George Lucas assis derrière une caméra

Avant de devenir un nom connu, George Lucas était diplômé d’une école de cinéma de l’USC et essayait de mettre le pied dans la porte. Lucas et son ami Francis Ford Coppola ont essayé de tracer leur propre voie en dehors du système hollywoodien avec la société de production indépendante American Zoetrope basée à San Francisco en 1969. Dans le cadre d'un accord de distribution avec Warner Bros., Lucas a étendu son film étudiant « Electronic Labyrinth: THX 1138 4EB » en un long métrage simplement intitulé « THX 1138 ». Bien qu’au départ un échec, le film de science-fiction a ouvert la voie à quelque chose de bien plus grand.

Sorti en 1971, alors que Lucas n'avait que 27 ans, « THX 1138 » se déroule dans un futur dystopique où l'expression individuelle est interdite et les émotions supprimées grâce à des drogues psychotropes.
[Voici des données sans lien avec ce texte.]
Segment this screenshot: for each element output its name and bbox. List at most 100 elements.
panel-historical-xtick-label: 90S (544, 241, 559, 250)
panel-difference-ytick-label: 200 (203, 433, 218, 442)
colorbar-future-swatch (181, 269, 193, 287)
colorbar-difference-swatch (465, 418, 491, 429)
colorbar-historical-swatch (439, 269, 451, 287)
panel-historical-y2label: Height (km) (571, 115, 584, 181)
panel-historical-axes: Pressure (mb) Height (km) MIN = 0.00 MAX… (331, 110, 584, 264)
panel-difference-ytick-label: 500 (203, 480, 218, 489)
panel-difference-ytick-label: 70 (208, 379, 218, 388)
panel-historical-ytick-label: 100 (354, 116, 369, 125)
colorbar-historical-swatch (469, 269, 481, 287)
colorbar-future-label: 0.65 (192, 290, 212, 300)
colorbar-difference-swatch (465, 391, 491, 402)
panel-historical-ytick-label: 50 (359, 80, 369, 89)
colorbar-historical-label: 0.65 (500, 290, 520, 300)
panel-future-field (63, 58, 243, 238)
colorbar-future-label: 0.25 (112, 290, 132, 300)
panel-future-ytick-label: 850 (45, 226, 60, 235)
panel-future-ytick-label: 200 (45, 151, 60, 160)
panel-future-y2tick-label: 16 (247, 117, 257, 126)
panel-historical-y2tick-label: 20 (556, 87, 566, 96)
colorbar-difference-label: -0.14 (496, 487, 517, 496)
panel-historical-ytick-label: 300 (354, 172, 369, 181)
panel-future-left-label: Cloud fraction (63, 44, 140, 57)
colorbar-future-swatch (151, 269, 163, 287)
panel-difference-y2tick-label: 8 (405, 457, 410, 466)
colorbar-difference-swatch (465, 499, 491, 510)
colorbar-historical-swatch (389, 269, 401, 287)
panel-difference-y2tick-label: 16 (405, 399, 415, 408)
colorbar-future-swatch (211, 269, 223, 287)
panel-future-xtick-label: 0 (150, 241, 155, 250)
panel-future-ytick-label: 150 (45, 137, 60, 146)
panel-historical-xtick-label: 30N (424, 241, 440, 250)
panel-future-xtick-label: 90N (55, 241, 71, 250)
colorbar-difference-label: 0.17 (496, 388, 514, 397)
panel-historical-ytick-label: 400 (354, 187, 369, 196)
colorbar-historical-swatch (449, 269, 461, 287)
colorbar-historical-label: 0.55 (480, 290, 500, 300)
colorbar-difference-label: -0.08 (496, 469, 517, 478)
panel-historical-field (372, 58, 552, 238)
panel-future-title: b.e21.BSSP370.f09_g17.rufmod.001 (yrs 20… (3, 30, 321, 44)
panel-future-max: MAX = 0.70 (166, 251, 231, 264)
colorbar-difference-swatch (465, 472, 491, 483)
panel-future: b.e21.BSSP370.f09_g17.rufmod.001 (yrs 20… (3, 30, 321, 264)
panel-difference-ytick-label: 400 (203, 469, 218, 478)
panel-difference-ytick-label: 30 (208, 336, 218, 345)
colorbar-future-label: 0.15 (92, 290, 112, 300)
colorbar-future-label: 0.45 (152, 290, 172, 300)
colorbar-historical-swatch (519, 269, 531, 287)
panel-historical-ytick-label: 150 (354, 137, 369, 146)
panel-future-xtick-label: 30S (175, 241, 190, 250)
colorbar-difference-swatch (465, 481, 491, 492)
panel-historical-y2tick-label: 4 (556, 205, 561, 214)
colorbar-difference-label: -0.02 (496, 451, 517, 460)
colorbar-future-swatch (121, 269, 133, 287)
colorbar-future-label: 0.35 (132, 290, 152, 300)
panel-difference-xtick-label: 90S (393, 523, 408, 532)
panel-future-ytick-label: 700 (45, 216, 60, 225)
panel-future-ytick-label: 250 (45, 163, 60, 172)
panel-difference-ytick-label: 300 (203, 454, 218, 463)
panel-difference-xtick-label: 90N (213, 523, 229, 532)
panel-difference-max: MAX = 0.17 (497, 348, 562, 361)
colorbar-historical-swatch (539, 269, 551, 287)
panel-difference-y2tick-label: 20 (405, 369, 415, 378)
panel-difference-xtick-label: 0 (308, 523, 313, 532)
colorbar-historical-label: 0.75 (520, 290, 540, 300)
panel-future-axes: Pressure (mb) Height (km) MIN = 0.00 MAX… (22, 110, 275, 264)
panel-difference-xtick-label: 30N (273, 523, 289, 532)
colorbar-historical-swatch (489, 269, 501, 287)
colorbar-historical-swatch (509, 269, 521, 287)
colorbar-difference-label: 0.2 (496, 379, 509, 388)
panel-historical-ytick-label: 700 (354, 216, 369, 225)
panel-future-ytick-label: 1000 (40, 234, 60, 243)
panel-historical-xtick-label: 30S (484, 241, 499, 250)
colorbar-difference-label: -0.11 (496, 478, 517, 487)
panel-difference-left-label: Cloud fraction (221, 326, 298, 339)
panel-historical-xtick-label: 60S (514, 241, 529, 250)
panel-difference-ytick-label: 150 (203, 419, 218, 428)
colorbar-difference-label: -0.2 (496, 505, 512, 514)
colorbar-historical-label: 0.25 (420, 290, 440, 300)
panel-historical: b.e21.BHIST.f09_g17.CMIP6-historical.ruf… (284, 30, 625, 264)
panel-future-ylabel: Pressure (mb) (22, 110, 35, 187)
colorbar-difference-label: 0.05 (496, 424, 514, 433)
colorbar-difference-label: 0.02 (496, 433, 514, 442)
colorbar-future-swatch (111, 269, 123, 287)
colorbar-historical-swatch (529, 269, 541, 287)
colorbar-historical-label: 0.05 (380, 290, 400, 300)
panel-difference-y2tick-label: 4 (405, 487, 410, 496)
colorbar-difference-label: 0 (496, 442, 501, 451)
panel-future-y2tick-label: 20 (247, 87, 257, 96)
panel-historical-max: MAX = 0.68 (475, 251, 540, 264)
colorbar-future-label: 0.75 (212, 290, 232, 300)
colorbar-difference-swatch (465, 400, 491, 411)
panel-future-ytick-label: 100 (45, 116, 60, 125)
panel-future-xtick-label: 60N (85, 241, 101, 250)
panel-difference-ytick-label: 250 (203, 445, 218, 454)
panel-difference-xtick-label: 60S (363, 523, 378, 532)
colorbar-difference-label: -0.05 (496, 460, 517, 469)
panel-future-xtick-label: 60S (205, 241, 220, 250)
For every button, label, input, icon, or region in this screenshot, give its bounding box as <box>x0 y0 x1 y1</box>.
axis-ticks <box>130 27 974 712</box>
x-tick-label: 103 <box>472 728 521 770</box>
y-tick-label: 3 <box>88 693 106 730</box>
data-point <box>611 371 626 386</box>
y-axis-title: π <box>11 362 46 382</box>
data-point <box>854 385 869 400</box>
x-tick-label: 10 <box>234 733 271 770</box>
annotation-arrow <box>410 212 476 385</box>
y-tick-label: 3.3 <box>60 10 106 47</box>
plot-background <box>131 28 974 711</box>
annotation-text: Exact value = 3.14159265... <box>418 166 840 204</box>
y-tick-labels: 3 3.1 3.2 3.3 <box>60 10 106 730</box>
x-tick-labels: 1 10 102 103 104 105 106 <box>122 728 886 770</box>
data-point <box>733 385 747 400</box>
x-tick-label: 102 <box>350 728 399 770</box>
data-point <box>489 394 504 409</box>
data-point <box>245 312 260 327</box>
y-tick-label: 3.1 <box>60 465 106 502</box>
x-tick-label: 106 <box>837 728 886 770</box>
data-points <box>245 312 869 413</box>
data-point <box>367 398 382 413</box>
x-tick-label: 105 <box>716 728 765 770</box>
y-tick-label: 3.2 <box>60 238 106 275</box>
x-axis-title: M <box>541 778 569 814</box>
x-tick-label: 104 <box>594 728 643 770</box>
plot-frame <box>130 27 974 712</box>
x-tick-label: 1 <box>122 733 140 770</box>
Lorsque THX 1138 (Robert Duvall) et LUH 3417 (Maggie McOmie) font une pause dans leurs médicaments, leur esprit et leur cœur s'ouvrent et ils tombent amoureux avant d'attirer l'attention indésirable de la police androïde.
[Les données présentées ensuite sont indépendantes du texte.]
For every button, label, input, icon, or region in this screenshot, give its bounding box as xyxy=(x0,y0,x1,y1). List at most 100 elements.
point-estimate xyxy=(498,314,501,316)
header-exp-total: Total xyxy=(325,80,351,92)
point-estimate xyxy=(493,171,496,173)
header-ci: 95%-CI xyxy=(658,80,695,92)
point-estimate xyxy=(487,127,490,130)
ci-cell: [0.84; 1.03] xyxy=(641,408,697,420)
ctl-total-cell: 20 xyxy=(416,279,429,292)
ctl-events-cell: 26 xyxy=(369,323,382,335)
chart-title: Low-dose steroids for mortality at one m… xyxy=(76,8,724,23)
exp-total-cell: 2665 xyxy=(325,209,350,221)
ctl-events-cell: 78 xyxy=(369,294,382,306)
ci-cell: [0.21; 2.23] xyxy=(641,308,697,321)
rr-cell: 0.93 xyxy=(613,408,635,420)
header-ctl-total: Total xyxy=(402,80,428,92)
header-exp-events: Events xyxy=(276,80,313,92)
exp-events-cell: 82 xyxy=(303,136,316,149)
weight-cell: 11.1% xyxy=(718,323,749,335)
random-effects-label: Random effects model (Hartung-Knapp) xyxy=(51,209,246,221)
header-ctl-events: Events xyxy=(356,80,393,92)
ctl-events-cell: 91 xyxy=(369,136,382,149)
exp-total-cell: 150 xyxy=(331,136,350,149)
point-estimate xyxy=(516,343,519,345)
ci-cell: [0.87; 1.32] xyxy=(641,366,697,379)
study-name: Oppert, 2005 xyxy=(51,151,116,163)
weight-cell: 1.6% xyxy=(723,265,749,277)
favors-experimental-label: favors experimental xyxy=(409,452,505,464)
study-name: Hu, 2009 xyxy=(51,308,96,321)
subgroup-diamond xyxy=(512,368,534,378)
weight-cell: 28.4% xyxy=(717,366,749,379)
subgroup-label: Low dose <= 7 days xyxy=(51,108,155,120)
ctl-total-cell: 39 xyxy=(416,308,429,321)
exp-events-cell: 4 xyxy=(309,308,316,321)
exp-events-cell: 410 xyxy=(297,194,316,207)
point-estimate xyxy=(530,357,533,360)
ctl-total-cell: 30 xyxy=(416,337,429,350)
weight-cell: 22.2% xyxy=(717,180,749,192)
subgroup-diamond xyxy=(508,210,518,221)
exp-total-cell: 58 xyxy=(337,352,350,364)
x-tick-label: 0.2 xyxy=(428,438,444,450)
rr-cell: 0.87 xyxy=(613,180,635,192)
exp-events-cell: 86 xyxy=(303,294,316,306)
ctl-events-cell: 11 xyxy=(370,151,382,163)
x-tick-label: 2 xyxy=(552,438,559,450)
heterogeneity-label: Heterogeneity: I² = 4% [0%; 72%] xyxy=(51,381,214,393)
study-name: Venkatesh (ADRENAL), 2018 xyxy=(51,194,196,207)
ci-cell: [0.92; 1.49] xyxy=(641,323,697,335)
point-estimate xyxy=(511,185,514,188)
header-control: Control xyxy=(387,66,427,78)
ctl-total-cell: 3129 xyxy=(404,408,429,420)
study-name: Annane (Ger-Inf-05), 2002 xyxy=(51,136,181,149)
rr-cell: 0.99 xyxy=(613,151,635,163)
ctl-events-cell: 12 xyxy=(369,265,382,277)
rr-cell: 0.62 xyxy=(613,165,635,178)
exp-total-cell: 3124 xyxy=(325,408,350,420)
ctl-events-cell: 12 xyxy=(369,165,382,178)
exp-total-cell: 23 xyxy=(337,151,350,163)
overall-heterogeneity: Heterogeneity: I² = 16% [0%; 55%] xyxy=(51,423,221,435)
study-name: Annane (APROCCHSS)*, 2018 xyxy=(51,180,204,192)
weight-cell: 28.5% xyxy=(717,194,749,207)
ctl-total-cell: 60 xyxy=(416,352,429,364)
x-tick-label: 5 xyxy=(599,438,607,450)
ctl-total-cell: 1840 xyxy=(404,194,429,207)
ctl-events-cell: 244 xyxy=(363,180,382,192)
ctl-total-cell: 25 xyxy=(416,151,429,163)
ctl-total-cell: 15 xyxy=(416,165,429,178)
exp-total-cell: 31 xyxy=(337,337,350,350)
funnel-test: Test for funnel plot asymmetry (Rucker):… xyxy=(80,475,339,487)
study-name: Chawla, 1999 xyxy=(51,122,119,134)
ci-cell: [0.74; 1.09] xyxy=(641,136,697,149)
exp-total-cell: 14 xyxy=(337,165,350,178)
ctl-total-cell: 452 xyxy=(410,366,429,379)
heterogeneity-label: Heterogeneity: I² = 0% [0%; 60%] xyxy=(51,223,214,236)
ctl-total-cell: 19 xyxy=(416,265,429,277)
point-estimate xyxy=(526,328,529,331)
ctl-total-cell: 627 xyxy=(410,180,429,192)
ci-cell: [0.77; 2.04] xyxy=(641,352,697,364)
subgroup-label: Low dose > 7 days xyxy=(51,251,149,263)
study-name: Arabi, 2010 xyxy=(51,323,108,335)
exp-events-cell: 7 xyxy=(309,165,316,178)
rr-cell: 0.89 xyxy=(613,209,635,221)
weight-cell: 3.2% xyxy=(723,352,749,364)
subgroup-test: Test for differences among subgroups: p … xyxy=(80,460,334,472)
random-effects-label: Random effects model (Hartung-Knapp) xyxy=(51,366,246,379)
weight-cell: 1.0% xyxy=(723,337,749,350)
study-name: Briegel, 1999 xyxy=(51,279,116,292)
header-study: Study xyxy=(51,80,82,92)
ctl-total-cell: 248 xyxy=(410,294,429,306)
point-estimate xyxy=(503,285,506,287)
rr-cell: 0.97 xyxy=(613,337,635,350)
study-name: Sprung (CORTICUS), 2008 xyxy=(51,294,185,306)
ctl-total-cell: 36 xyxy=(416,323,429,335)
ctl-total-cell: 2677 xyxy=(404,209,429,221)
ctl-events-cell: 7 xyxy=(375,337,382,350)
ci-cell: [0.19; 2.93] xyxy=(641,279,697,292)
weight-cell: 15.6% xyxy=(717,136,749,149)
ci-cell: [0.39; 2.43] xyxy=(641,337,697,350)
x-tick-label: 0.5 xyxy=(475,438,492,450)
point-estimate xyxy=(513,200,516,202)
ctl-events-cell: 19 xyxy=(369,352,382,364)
Comme beaucoup de films de science-fiction des années 70 qui étaient bien en avance sur leur temps, « THX 1138 » présentait un avenir sombre, en accord avec le sentiment d'effroi qui imprégnait cette décennie. Les dirigeants de Warner Bros. n'étaient pas très enthousiastes, ce qui les a amenés à annuler leur accord avec American Zoetrope. L'accueil froid du film par la critique et le public a amené Lucas à basculer vers la nostalgie des années 50 avec « American Graffiti », et il a poursuivi cette évolution vers l'optimisme avec « Star Wars ».
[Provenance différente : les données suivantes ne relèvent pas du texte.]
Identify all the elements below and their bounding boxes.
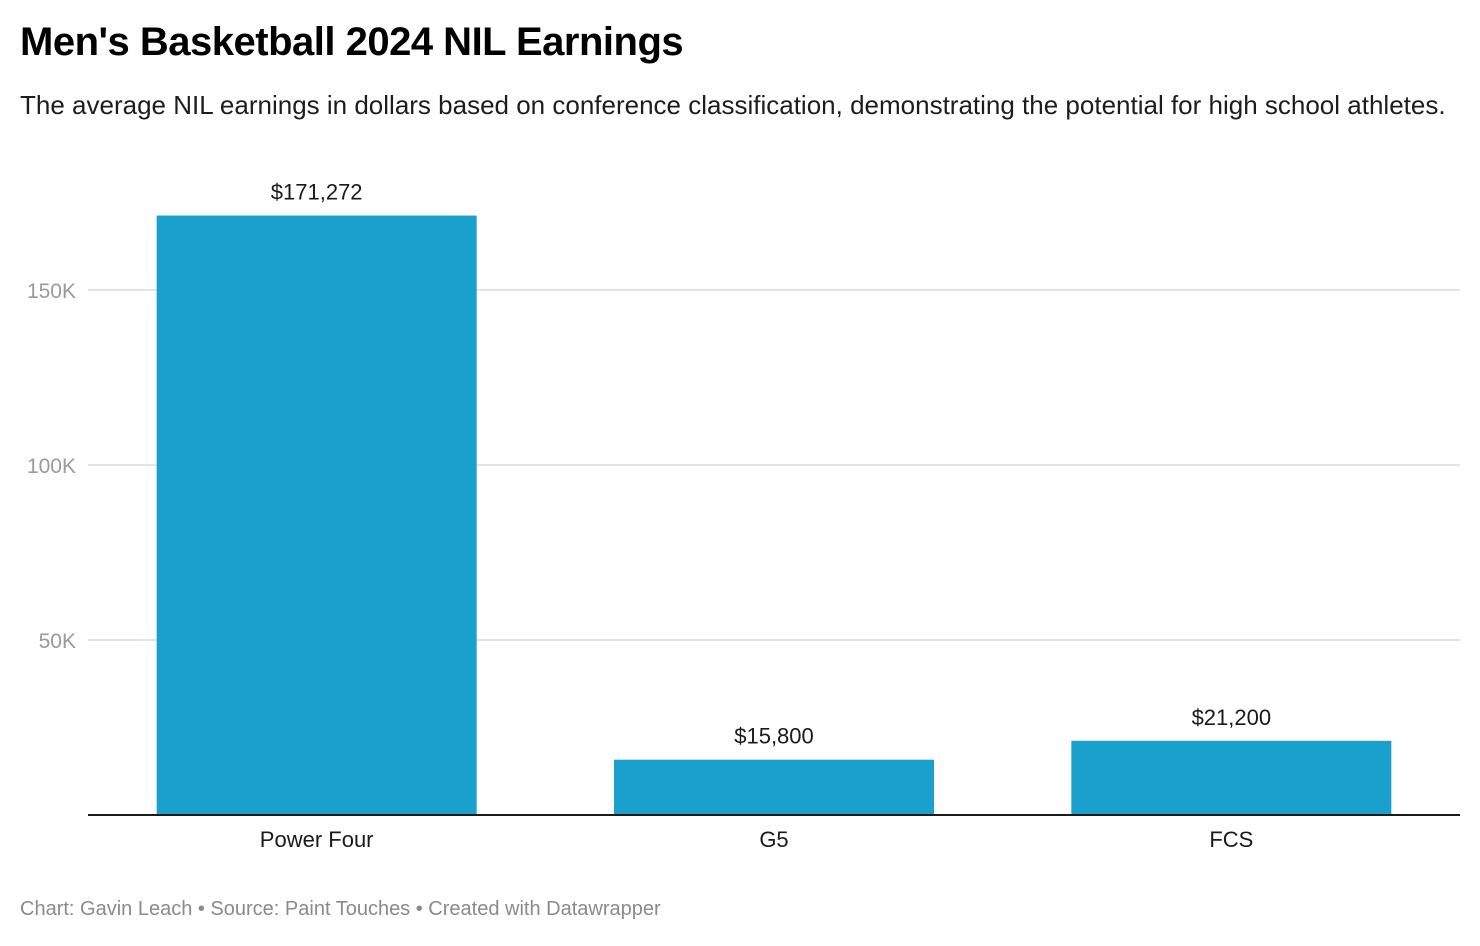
bar-value-label: $171,272 [271, 180, 363, 205]
chart-subtitle: The average NIL earnings in dollars base… [20, 90, 1446, 120]
value-labels: $171,272 $15,800 $21,200 [271, 180, 1271, 749]
x-category-label: G5 [759, 827, 788, 852]
chart-footer-credits: Chart: Gavin Leach • Source: Paint Touch… [20, 898, 661, 920]
y-axis-ticks: 50K 100K 150K [27, 280, 76, 653]
bar[interactable] [614, 759, 934, 815]
bar[interactable] [156, 215, 477, 816]
y-tick-label: 50K [39, 630, 76, 653]
bar[interactable] [1071, 740, 1392, 815]
y-tick-label: 150K [27, 280, 76, 303]
bar-value-label: $15,800 [734, 724, 814, 749]
bars [156, 215, 1392, 816]
y-tick-label: 100K [27, 455, 76, 478]
category-labels: Power Four G5 FCS [260, 827, 1254, 852]
x-category-label: FCS [1209, 827, 1253, 852]
chart-title: Men's Basketball 2024 NIL Earnings [20, 20, 684, 64]
bar-value-label: $21,200 [1192, 705, 1272, 730]
x-category-label: Power Four [260, 827, 374, 852]
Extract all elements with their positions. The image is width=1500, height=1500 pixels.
THX 1138 a bénéficié d'une réévaluation après Star Wars

Au moment de la sortie de « Star Wars » en 1977, le public avait soif d'évasion après une décennie morne. Le premier film présentait une vision de science-fiction optimiste bien qu’il se déroule il y a longtemps dans une galaxie lointaine, très lointaine. Son succès au box-office a changé à jamais Hollywood, car les studios ont donné la priorité aux superproductions lucratives plutôt qu'aux petites histoires. Même classé par rapport à tous les films « Star Wars » en fonction de leurs revenus au box-office, « Un nouvel espoir » occupe toujours une place élevée.

Bien qu’ils semblent être aux antipodes, les deux projets partagent beaucoup d’ADN. On peut voir les effrayants « habitants des coquillages » ressemblant à des simiens dans les Ewoks mignons et câlins dans « Le Retour du Jedi ». Il y a aussi la stérilité immaculée de l’architecture futuriste, qui s’est retrouvée dans la conception de l’Étoile de la Mort. Plus important encore, il y a le thème d'un individu luttant contre la tyrannie et l'espoir d'une rébellion collective. Ces similitudes sont devenues plus évidentes à mesure que « Star Wars » s'avançait vers un territoire plus sombre, comme avec la suite « L'Empire contre-attaque » et la série télévisée « Andor ».

Désormais considéré comme l'un des meilleurs films de science-fiction des années 70, « THX 1138 » a bénéficié d'une réévaluation grâce à un montage réalisé en 2004. Sorti alors que Lucas terminait sa trilogie préquelle « Star Wars », le public pouvait pleinement absorber l'étrangeté de la vision de Lucas et apprécier la façon dont il l'avait canalisé dans le package plus viable commercialement de « Star Wars ».